I moved the thread to our homework section.
If you spend two seconds standing on a mark on the floor that says "10 meters", which distance did you cover during those two seconds?
If you spend one second running from a mark "-16 meter" to a mark "0" 16 meters away, what is the distance you covered?

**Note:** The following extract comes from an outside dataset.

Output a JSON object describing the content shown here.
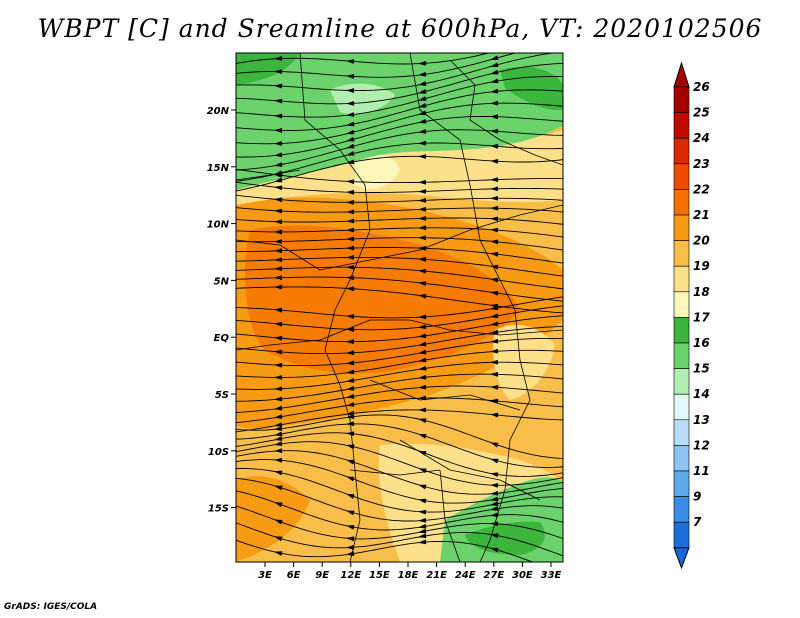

It is a position versus time graph, not a speed versus time graph.

3. Mar 20, 2016

### physicsnerd26

So I should do position/time instead of multiplying them together?

Still 16, wouldn't it?

Yeah, I get confused between the two most of the time. Can you tell me if my answers above are correct?

4. Mar 20, 2016

### Staff: Mentor

The answer is much easier. Just check where you are when. If you have to move from position x to y, you have to move by ...
It does not matter how long that takes.
Right, but you calculated a different, wrong value.
They are not.

5. Mar 20, 2016

### Staff: Mentor

This makes no sense. Between A and B, the position didn't change. Also, the units don't make sense -- you're multiplying a position (in m.) by a time (in sec.) so you wouldn't get meters as a result. In fact, you don't get anything meaningful by multiplying the position by the time.